Tensilica Unveils Groundbreaking Next-Generation
Xtensa LX Processor Core
Industry's Highest Performance Core Will
Replace RTL in SOC Designs
SANTA
CLARA, Calif. - May 18, 2004 - Tensilica,
Inc. today unveiled its next-generation Xtensa
LX configurable processor, the highest performance
processor core on the market, featuring both
higher computational throughput and dramatically
higher I/O (input/output) bandwidth. This record-breaking
performance, combined with Tensilica's patented
automated design and development environment,
makes Xtensa LX the only processor fast and
flexible enough to replace register transfer
logic (RTL) design methodologies in system-on-chip
(SOC) designs, leading to reduced development
time and risk along with dramatic increases
in ROI (return on investment) for semiconductor
and systems companies. Xtensa LX is also ideally
suited as a traditional control processor in
embedded applications. Tensilica expects that
most of its customers will use multiple Xtensa
LX cores in each SOC design, each tailored
to speed a different part of the customer's
application.
"With chip development costs now
surging past $10 million, SOC development teams
need to reduce project development time, risk and
cost," said Chris Rowen, president and CEO of Tensilica. "With
the Xtensa LX processor, designers can configure
optimized processors specifically tuned to their
application in a fraction of the time that it takes
to design and verify RTL, with comparable computational
and I/O performance. The inherent programmability
of the processor gives designers the flexibility
to fix bugs and add features purely in software
at any point - late in the design cycle or long
after first shipment. This is impossible
with hard-coded RTL."
The Xtensa LX processor core features
significant innovations in four key areas:
- Lower power, a key requirement for all SOC
designs;
- Improved I/O throughput, so the processor can
move data in and out at terabit/second speeds;
- Improved compute performance, so the processor
can process complex algorithms much faster; and
- Better interfaces for on-chip memories, so
the processor isn't slowed down by memory access
speeds.
Tensilica supports these technical
innovations with a patented development environment
that automatically and simultaneously generates
an optimized hardware implementation, a corresponding
tailored software tool chain, and a complete set
of EDA models and scripts. Configuration
and extension choices made by the designer to address
requirements for a given application are immediately
and automatically reflected in the entire software
tool chain. With alternative approaches, this is
typically a manual, error-prone task that requires
extensive verification.
Lower Power Consumption
Tensilica has automated the insertion
of fine-grain clock gating for every functional
element of the Xtensa LX processor including functions
conceived of and created by the designer. Clock
gating is a very effective power reduction technique
that shuts down the power to parts of the logic
that are not in use on a particular clock cycle.

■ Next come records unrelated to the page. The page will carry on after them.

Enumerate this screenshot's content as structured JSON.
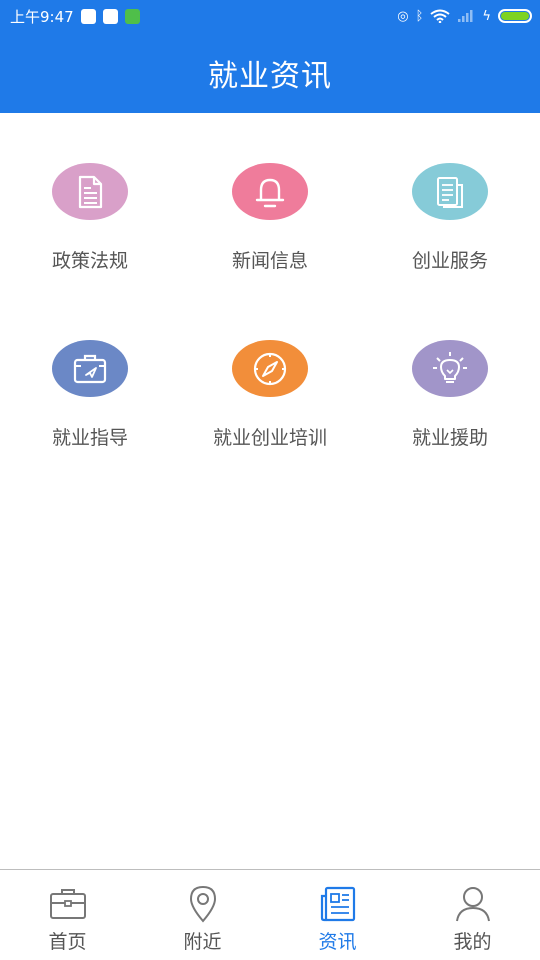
{
  "status_bar": {
    "time": "上午9:47",
    "battery_level": 1.0
  },
  "header": {
    "title": "就业资讯"
  },
  "colors": {
    "primary": "#1f7ae8",
    "policy": "#d9a0c9",
    "news": "#ef7c9b",
    "startup": "#86cbd8",
    "guidance": "#6b88c6",
    "training": "#f28e3a",
    "assistance": "#a195c9"
  },
  "menu": {
    "items": [
      {
        "label": "政策法规",
        "icon": "document-icon"
      },
      {
        "label": "新闻信息",
        "icon": "bell-icon"
      },
      {
        "label": "创业服务",
        "icon": "files-icon"
      },
      {
        "label": "就业指导",
        "icon": "briefcase-icon"
      },
      {
        "label": "就业创业培训",
        "icon": "compass-icon"
      },
      {
        "label": "就业援助",
        "icon": "lightbulb-icon"
      }
    ]
  },
  "bottom_nav": {
    "items": [
      {
        "label": "首页",
        "icon": "briefcase-icon"
      },
      {
        "label": "附近",
        "icon": "location-pin-icon"
      },
      {
        "label": "资讯",
        "icon": "newspaper-icon",
        "active": true
      },
      {
        "label": "我的",
        "icon": "user-icon"
      }
    ]
  }
}
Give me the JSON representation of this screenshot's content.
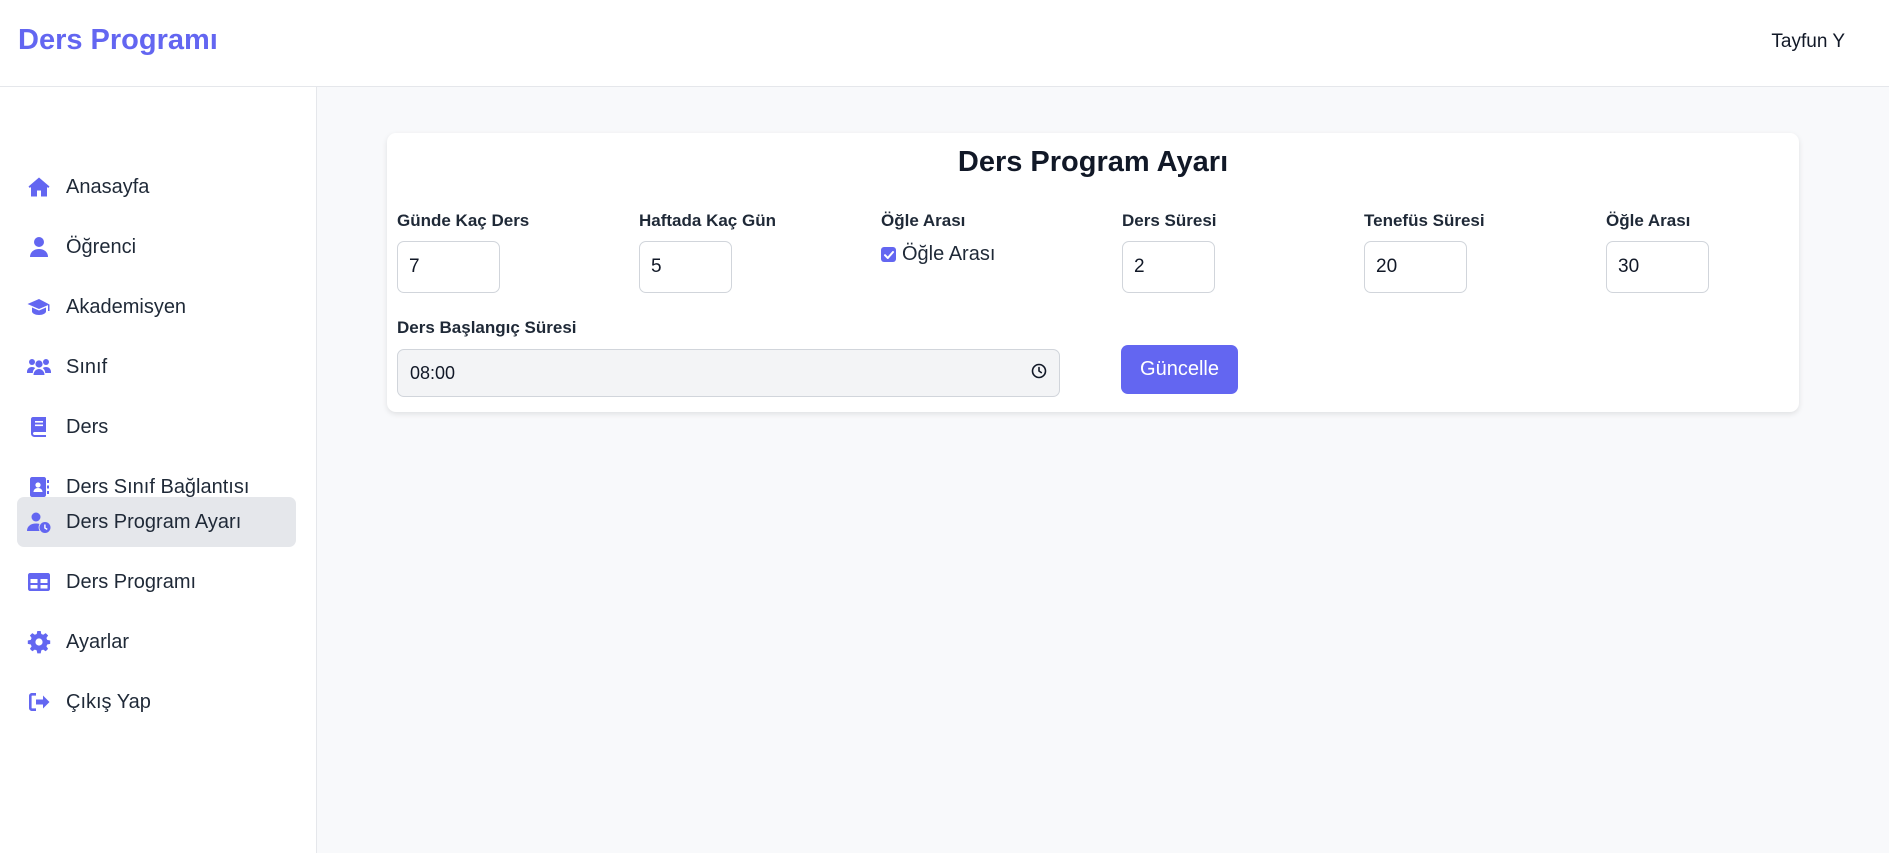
{
  "header": {
    "brand": "Ders Programı",
    "user_name": "Tayfun Y"
  },
  "sidebar": {
    "active_index": 6,
    "items": [
      {
        "label": "Anasayfa",
        "icon": "home-icon"
      },
      {
        "label": "Öğrenci",
        "icon": "user-icon"
      },
      {
        "label": "Akademisyen",
        "icon": "graduation-cap-icon"
      },
      {
        "label": "Sınıf",
        "icon": "users-icon"
      },
      {
        "label": "Ders",
        "icon": "book-icon"
      },
      {
        "label": "Ders Sınıf Bağlantısı",
        "icon": "address-book-icon"
      },
      {
        "label": "Ders Program Ayarı",
        "icon": "user-clock-icon"
      },
      {
        "label": "Ders Programı",
        "icon": "table-icon"
      },
      {
        "label": "Ayarlar",
        "icon": "gear-icon"
      },
      {
        "label": "Çıkış Yap",
        "icon": "sign-out-icon"
      }
    ]
  },
  "form": {
    "title": "Ders Program Ayarı",
    "daily_lessons": {
      "label": "Günde Kaç Ders",
      "value": "7"
    },
    "weekly_days": {
      "label": "Haftada Kaç Gün",
      "value": "5"
    },
    "lunch_toggle": {
      "label": "Öğle Arası",
      "checkbox_label": "Öğle Arası",
      "checked": true
    },
    "lesson_duration": {
      "label": "Ders Süresi",
      "value": "2"
    },
    "break_duration": {
      "label": "Tenefüs Süresi",
      "value": "20"
    },
    "lunch_duration": {
      "label": "Öğle Arası",
      "value": "30"
    },
    "start_time": {
      "label": "Ders Başlangıç Süresi",
      "value": "08:00"
    },
    "submit_label": "Güncelle"
  },
  "colors": {
    "accent": "#6366f1",
    "active_bg": "#e5e7eb",
    "page_bg": "#f8f9fb"
  }
}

Because automatic insertion of clock gating is
only available for restricted RTL design coding
styles, manual, error-prone post-layout tuning
of clock circuits is often required for standard
RTL design.
The Xtensa LX processor's new architecture
dramatically lowers power consumption in large
configurations with many designer-defined functions.

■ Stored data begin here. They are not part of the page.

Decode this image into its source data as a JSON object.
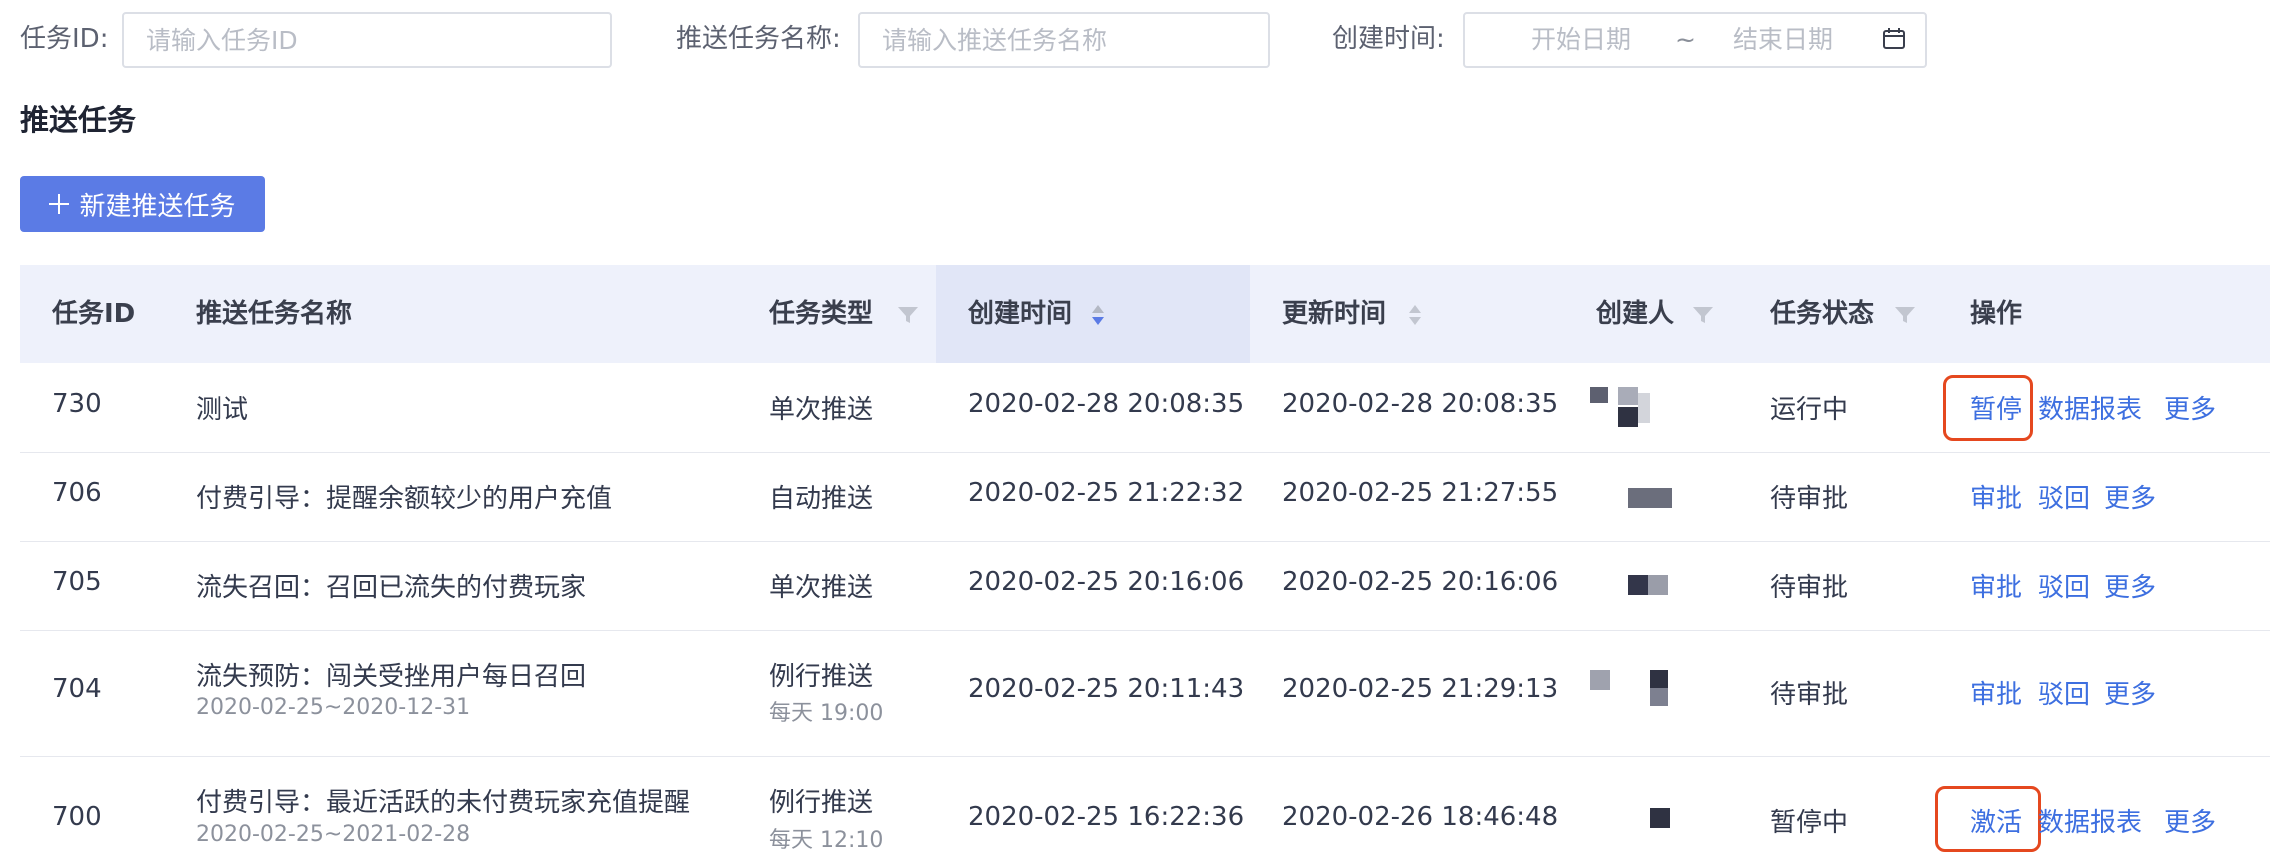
{
  "filters": {
    "task_id_label": "任务ID:",
    "task_id_placeholder": "请输入任务ID",
    "task_name_label": "推送任务名称:",
    "task_name_placeholder": "请输入推送任务名称",
    "created_label": "创建时间:",
    "start_placeholder": "开始日期",
    "separator": "~",
    "end_placeholder": "结束日期"
  },
  "section_title": "推送任务",
  "new_button_label": "新建推送任务",
  "table": {
    "headers": [
      "任务ID",
      "推送任务名称",
      "任务类型",
      "创建时间",
      "更新时间",
      "创建人",
      "任务状态",
      "操作"
    ],
    "rows": [
      {
        "id": "730",
        "name": "测试",
        "name_sub": "",
        "type": "单次推送",
        "type_sub": "",
        "created": "2020-02-28 20:08:35",
        "updated": "2020-02-28 20:08:35",
        "status": "运行中",
        "actions": [
          "暂停",
          "数据报表",
          "更多"
        ]
      },
      {
        "id": "706",
        "name": "付费引导：提醒余额较少的用户充值",
        "name_sub": "",
        "type": "自动推送",
        "type_sub": "",
        "created": "2020-02-25 21:22:32",
        "updated": "2020-02-25 21:27:55",
        "status": "待审批",
        "actions": [
          "审批",
          "驳回",
          "更多"
        ]
      },
      {
        "id": "705",
        "name": "流失召回：召回已流失的付费玩家",
        "name_sub": "",
        "type": "单次推送",
        "type_sub": "",
        "created": "2020-02-25 20:16:06",
        "updated": "2020-02-25 20:16:06",
        "status": "待审批",
        "actions": [
          "审批",
          "驳回",
          "更多"
        ]
      },
      {
        "id": "704",
        "name": "流失预防：闯关受挫用户每日召回",
        "name_sub": "2020-02-25~2020-12-31",
        "type": "例行推送",
        "type_sub": "每天 19:00",
        "created": "2020-02-25 20:11:43",
        "updated": "2020-02-25 21:29:13",
        "status": "待审批",
        "actions": [
          "审批",
          "驳回",
          "更多"
        ]
      },
      {
        "id": "700",
        "name": "付费引导：最近活跃的未付费玩家充值提醒",
        "name_sub": "2020-02-25~2021-02-28",
        "type": "例行推送",
        "type_sub": "每天 12:10",
        "created": "2020-02-25 16:22:36",
        "updated": "2020-02-26 18:46:48",
        "status": "暂停中",
        "actions": [
          "激活",
          "数据报表",
          "更多"
        ]
      }
    ]
  },
  "colors": {
    "primary": "#5b7be5",
    "link": "#3d6fe0",
    "highlight": "#e5481f",
    "header_bg": "#eef1fb"
  }
}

But even without designer modification, the Xtensa
LX processor is designed to use power very efficiently.
The minimum configuration of the Xtensa LX processor
dissipates a miserly 0.05 mW/MHz in a representative
130 nm process technology. By comparison,
the smallest member of the ARM synthesizable processor
family, the ARM7TDMI-S, burns 0.11 mW/MHz in 130
nm technology - twice the power consumption of
the Xtensa LX.
I/O Throughput Improved By Three Orders
of Magnitude
Two major innovations improve I/O
throughput in Xtensa LX processors: an option for
a second load/store unit and designer-defined ports
and queues.
Designers using the Xtensa LX processor
can choose one or two 128-bit wide load/store units.
Most standard embedded processors have only a single
narrow (32- or 64-bit) load/store unit. However,
many applications benefit from two load/store units
for data-intensive inner loops - a standard feature
of many high-end DSP processors. The Xtensa LX
processor's optional second load/store unit provides
greater sustained general-purpose I/O bandwidth
and an XY-style memory access for DSP applications.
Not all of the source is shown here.